Sin duda, ambas circunstancias tienen mucho sentido a la hora de analizar el anuncio de ETA y ambos factores componen una relación catalítica que, no obstante, tienen su origen algún tiempo antes: el tiempo en el que el terrorismo empezó a ser perseguido con un enfoque global, porque también empezó a practicarse con una dimensión global.

Si el terror es enfrentado a nivel global, y nivel global quiere decir, por ejemplo, que la seguridad estadounidense haya colaborado con la policía española y francesa en la lucha contra ETA, así como que la española haya brindado toda la colaboración del mundo en la persecución del terrorismo yihadista, resulta comprensible analizar el proceso de enfriamiento, hasta llegar a su parálisis y desmovilización, de los terrorismos nacionalistas. Al menos, en las llamadas democracias occidentales.

Sólo así se entiende, por ejemplo que el desapego ciudadano a las reivindicaciones etarras haya mantenido un perfecto equilibrio, apenas vulnerado por acciones de segundo grado y protestas de baja intensidad, con el desplazamiento político, el castigo penal, el estrangulamiento financiero y la perescución judicial a la que se ha visto sometida tanto ETA como su entorno.

De este modo, la colaboración internacional ha sido primordial en el arrinconamiento de ETA, pero el terrorismo, cualquiera que sea la forma que adopte, los medios que emplee y los fines que persiga, sólo puede ser extirpado mediante la vía del diálogo y la negociación. Y esta es una enseñanza que, paradójicamente, ha sido puesta de relieve por el terrorismo internacional, que, a día de hoy, es sinónimo de terrorismo yihadista.
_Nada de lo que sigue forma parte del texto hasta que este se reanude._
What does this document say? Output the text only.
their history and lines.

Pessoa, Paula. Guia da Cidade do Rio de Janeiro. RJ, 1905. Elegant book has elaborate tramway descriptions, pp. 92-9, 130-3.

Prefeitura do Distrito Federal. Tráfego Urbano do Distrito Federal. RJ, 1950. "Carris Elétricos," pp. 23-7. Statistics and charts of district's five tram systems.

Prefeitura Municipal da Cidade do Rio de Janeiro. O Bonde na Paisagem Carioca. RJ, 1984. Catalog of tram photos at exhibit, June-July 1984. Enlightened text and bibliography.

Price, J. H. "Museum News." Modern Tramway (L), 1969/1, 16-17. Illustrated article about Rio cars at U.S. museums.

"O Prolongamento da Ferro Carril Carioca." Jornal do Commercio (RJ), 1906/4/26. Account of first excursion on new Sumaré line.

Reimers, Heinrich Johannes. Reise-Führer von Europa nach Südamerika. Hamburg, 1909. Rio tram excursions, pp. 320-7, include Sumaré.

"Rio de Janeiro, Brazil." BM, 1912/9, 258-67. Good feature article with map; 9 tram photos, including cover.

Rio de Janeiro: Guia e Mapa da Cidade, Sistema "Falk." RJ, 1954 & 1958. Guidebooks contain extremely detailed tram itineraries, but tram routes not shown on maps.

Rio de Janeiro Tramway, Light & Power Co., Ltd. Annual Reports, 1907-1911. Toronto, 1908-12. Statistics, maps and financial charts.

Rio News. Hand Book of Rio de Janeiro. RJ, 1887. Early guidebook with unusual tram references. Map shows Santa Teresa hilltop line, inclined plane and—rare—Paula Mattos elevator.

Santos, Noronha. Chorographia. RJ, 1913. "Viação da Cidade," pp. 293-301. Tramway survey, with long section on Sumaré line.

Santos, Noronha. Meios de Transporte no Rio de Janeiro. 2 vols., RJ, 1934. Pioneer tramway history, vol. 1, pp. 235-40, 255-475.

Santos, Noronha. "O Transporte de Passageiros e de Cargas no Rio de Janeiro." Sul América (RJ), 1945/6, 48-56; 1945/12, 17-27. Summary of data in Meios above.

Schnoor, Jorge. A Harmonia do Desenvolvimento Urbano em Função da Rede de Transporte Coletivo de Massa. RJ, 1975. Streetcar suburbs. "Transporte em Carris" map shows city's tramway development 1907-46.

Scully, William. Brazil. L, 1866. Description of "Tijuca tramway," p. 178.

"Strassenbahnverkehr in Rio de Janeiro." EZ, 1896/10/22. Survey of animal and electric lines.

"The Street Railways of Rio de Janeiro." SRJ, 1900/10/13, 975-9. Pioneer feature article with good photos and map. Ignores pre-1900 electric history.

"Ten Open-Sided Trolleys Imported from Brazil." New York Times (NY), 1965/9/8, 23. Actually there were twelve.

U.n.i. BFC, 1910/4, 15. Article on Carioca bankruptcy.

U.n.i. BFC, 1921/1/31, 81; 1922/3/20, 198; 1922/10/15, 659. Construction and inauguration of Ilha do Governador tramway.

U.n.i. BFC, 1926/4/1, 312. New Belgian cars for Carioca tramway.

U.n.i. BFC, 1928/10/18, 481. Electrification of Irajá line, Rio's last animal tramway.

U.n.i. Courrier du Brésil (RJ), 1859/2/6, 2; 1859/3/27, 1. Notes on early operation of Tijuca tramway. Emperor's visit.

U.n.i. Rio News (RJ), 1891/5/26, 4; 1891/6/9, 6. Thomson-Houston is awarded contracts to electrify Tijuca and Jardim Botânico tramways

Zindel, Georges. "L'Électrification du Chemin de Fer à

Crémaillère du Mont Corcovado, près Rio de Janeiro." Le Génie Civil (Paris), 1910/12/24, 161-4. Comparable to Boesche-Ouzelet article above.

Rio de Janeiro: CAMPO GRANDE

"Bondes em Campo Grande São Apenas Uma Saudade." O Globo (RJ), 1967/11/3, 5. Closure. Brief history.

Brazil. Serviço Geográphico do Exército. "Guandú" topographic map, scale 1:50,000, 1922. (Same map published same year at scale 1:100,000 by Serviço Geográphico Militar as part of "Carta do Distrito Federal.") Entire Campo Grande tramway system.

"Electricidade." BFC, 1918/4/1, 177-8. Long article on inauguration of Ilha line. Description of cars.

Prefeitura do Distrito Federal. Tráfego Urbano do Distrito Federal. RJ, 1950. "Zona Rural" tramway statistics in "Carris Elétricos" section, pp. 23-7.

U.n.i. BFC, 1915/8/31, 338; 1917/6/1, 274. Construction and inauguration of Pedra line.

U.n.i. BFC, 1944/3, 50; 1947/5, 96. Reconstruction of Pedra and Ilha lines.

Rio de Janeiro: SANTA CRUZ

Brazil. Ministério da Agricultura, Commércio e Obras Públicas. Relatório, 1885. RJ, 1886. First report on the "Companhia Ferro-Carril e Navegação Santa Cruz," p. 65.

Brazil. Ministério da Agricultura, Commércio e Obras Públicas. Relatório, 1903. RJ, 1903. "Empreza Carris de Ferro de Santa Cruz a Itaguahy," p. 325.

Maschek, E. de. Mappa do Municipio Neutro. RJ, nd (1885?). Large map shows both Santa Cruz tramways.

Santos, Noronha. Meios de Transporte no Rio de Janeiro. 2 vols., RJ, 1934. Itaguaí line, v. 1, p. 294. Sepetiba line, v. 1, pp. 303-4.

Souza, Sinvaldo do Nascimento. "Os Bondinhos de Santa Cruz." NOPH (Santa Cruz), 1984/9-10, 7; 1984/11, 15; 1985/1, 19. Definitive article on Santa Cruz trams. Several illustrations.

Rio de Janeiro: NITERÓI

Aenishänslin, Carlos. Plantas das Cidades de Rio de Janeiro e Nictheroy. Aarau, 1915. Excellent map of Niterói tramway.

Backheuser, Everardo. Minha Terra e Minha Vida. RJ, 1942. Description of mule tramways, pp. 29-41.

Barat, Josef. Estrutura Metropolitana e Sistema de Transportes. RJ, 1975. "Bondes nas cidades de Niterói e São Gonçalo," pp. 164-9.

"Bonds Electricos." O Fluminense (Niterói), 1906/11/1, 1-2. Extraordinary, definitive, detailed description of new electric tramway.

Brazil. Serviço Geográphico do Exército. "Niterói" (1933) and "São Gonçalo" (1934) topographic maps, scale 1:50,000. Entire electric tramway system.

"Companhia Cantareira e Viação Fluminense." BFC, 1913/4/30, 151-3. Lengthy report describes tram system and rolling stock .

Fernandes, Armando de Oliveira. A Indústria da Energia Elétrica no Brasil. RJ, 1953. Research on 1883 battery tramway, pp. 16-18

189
Los casos del IRA y de ETA nos demuestran que el fin de la violencia sólo se consigue, en última instancia, cuando se negocia con estos grupos, una vez que han sido debilitados internamente (falta de apoyos) y externamente (persecución policial y judicial). Y cuando la sociedad es capaz de concretar los objetivos de estos grupos -principalmente reivindicaciones políticas y territoriales-, un elemento más difícil de discernir en el caso del terrorismo globalizado de Al Qaeda.

Por eso, la paz de Irlanda y España es una paz condicionada al reconocimiento de territorios, y, en última instancia, al reconocimiento de identidades. Por eso, también es posible albergar esperanzas en un fin dialogado de la violencia en conflictos identitarios asociaciados a reivindicaciones nacionalistas como los de Colombia, Sri Lanka, Sudán, Nepal, Nigeria, República Democrática del Congo, o la misma Palestina, por poner algunos ejemplos.

Del mismo modo, sólo el reconocimiento de las diferentes identidades que se dan en Irak podría propiciar el fin de un conflicto sobre el que pesa el agravante de que se ha convertido en el epicentro del terrorismo internacional yihadista. Y esto último es lo que complica la paz en Bagdad.

El final consensuado del terrorismo etarra nos arroja una última gran lección para el futuro: que la amenaza global que representa Al Qaeda debe contrarrestarse poniendo fin a los conflictos internos, esas diatribas de carácter identitario, nacionalistas, enfrentamientos que bien podríamos definir como choque de culturas.

El fin del terrorismo territorialista en Occidente deja el camino expedito para enfrentar esos conflictos internos, intraestatales y que adquieren la forma de guerrillas de forma más efectiva en la parte pobre del mundo. Precisamente, donde Al Qaeda alimenta las esperanzas de convertir las diatribas culturales en un verdadero choque de civilizaciones.